José Morais: Eu nunca me limitei muito em relação ao que poderia ser, mas sempre pensei que poderia melhorar diariamente. Gosto de aprender e tenho entusiasmo em perceber como funcionam as coisas. Aliás, hoje em dia, mesmo estando no Irão, investigo sobre plataformas de inteligência artificial, por exemplo. É o que de mais avançado temos e pode ser uma ferramenta útil em questão de tomada de decisão e em aspetos táticos. Eu procuro investigar, é uma atitude que sempre tive e que me foi ainda mais incutida pelo José Mourinho, ele tem isso na sua liderança. Já nessa altura não tinha limites, lembro-me que, nessa altura, o Paulo Futre me ajudou a fazer um estágio no Atlético de Madrid. No ano a seguir fui fazer um estágio com o Guus Hiddink [no PSV], ainda fui ao Ajax, ao Schalke 04 e ao Borussia Dortmund.... 

José Morais
7 títulos oficiais

Ainda hoje, se há cursos em períodos de férias, vou. Ainda há relativamente pouco estive diariamente, durante três meses, no Barcelona para perceber como é desenvolvido o modelo de jogo do clube. Quando comecei já era um indivíduo ávido de conseguir coisas no futebol, ainda que não soubesse onde ia chegar. Fui sempre um viajante em busca do conhecimento; mesmo quando fui para o Iémen e rebentou uma bomba na embaixada dos Estados Unidos da América. Aí pensei 'Onde é que estou? Vim treinar a seleção do Iémen, mas há condições para estar aqui?'

ZZ: Essa foi a sua única experiência numa seleção, como foi viver esses tempos?

JM: Foi muito interessante, mesmo tendo sido pouco tempo. Eu era mais jovem, não tinha tanta experiência... Foi das primeiras vezes em que uma coisa daquelas aconteceu e é um país pequeno.

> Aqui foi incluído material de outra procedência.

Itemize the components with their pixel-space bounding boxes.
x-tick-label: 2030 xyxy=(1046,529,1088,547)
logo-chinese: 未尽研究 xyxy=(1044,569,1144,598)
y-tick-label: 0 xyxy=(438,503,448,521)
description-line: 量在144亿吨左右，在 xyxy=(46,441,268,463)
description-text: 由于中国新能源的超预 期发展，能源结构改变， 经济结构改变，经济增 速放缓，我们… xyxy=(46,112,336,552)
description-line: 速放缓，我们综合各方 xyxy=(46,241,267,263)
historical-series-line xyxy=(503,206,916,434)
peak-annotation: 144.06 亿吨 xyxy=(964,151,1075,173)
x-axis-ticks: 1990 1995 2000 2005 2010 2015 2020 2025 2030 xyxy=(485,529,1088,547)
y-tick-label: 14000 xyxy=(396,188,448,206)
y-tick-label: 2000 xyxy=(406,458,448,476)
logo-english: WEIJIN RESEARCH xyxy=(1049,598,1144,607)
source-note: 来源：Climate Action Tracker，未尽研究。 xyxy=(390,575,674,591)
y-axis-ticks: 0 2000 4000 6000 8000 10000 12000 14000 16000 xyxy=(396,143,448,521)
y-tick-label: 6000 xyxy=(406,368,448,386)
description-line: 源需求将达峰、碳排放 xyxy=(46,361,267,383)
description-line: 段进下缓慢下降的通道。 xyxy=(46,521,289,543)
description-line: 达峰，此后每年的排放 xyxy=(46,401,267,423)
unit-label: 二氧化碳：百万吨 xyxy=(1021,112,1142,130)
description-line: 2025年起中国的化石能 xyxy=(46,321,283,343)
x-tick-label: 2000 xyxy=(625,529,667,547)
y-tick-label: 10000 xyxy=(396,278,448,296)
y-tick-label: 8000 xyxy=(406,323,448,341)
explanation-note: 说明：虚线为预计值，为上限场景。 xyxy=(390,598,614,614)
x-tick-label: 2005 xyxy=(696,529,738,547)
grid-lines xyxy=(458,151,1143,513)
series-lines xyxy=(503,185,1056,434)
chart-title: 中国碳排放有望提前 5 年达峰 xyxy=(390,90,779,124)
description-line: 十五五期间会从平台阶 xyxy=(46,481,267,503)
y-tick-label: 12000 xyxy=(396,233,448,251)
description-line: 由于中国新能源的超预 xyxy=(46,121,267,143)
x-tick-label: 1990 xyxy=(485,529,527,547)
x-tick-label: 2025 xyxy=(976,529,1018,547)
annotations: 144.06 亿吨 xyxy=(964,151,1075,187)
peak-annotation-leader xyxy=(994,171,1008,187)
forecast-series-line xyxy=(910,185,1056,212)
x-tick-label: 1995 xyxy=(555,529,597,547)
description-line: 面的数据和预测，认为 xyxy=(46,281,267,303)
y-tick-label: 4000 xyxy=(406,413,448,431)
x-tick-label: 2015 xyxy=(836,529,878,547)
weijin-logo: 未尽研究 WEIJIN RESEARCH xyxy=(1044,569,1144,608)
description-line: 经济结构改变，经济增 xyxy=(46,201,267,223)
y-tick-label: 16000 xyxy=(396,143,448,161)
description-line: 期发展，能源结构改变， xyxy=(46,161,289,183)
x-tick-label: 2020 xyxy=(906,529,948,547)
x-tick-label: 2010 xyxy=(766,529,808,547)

Quando começas a ouvir as histórias e a ver as condições do país, tu dizes 'Se calhar não é o melhor sítio para estar neste momento porque as condições para desenvolveres um trabalho de qualidade podem não existir'. Naquela altura foi um misto de medo e de desafio. Começas a conhecer os jogadores que lá estão e vais criando ligações de afetividade à forma de viver das pessoas.

Eu conecto-me sempre bastante à realidade local e o Iémen marcou-me. Olhei para mim e percebi que sou um privilegiado, percebi que viver naquelas condições não era fácil. Viver em países onde a vida é no dia a dia e nos quais não sabes se vais acordar com saúde é complicado. No Iémen tive pena por ir embora porque percebi que não conseguia ajudar- mentalmente e organizacionalmente.

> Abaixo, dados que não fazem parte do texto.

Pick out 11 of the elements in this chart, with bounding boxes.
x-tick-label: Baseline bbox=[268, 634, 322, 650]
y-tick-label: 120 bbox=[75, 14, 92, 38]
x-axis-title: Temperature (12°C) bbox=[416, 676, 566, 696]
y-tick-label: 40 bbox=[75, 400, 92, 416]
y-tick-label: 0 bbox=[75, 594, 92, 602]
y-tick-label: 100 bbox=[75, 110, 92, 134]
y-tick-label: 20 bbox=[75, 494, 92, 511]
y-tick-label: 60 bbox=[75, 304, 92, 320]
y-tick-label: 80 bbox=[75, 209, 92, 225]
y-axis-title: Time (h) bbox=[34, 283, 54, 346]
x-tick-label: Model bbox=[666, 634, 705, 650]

ZZ: Esteve na Arábia Saudita em três períodos diferentes (2006, 2014 e 2021). Como descreve a evolução das condições de trabalho nestas diferentes fases?

JM: A Arábia Saudita sempre foi um país com visão em relação ao desporto e que percebeu desde cedo que havia necessidade de serem criadas infraestruturas capazes de proporcionar condições de trabalho. Em 2005 já havia campos com alguma qualidade, já havia centros de treino, o Governo também ajudava, os clubes tinham boas condições financeiras... As competições jovens não eram muito desenvolvidas, mas já existiam. Em 2014 já havia a preocupação em formar, as equipas técnicas já eram formadas com pessoas com capacidade para formar jovens e começou a haver mais abertura para jogadores do exterior. Em 2021 foi quase um 25 de abril...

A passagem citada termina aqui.